As a work of social history, The Last Asylum is a valuable document. It reveals the cruel underside of deinstitutionalization policies that in the US, at least, have resulted in populations of the mentally ill homeless in city streets, and locked up in county jails and prisons. While she recognizes the larger meaning of these policies, Taylor also appreciates the importance of the way they affect individuals, and her depiction of the effects of asylum life and then deinstitutionalization on particular, closely–described patients in the context of one particular hospital (albeit a famous one), proves an effective way of bringing these vast historical transformations home to us.

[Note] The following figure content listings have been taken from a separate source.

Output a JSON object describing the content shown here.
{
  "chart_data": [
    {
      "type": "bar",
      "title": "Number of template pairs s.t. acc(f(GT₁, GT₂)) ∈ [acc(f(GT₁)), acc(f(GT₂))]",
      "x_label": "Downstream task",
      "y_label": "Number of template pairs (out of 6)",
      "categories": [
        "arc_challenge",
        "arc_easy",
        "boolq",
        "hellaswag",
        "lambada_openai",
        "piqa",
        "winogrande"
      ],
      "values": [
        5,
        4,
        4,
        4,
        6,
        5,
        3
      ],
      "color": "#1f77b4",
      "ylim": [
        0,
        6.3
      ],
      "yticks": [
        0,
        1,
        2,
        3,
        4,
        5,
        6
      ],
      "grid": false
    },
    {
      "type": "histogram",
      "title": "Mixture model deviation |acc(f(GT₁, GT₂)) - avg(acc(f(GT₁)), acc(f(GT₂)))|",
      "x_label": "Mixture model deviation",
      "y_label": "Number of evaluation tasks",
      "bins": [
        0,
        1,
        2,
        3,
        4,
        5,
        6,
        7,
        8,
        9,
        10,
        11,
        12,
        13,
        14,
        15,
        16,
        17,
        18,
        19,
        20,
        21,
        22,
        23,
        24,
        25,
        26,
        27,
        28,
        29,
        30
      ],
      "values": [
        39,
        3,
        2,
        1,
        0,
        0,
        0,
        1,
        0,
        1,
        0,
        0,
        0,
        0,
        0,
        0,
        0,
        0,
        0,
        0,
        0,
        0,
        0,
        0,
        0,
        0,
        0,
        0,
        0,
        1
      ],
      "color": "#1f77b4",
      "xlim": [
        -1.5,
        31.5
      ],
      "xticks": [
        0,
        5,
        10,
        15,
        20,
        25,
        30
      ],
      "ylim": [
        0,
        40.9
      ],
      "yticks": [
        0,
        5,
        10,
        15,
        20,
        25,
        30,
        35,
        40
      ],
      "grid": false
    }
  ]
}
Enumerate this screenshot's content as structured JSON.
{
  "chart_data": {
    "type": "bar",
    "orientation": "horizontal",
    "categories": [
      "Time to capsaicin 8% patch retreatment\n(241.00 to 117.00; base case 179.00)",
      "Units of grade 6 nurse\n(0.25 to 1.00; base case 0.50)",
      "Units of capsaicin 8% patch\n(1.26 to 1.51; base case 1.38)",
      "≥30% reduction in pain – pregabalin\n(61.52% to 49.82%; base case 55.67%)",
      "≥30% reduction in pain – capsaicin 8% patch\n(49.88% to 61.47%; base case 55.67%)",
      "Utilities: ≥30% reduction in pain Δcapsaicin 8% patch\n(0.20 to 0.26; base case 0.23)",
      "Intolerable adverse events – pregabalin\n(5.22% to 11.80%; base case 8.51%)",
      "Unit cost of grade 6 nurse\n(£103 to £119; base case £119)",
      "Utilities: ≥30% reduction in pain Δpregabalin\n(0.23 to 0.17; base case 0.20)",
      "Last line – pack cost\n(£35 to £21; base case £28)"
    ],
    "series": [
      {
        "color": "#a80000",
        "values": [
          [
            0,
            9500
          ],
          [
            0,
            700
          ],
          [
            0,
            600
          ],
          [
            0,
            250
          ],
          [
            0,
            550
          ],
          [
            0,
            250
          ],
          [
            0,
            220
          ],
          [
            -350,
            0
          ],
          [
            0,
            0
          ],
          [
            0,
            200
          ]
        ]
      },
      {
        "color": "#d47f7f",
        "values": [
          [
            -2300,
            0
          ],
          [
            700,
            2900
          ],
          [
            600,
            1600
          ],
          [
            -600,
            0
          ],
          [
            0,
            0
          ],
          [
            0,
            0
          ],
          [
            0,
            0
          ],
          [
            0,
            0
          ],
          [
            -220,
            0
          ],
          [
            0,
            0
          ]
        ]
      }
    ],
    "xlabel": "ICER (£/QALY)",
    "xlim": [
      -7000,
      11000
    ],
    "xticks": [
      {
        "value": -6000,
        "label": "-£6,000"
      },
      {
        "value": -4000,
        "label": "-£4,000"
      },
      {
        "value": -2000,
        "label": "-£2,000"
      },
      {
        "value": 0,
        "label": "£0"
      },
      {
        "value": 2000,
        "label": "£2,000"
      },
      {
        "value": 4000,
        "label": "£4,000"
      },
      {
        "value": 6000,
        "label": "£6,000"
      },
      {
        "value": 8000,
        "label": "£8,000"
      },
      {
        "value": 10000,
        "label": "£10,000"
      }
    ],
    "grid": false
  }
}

Then, in its careful and measured account of what can go wrong, and how difficult it can be to emerge from the defeating darkness of mental disorder,The Last Asylum helps us understand madness and its treatment in ways that are genuinely illuminating. Combining her report on the last asylum with her “memoir of madness in our times,” Barbara Taylor is to be applauded for an important and original contribution to our understanding of such disorder and its care — whether or not we grant her recommendations and solutions.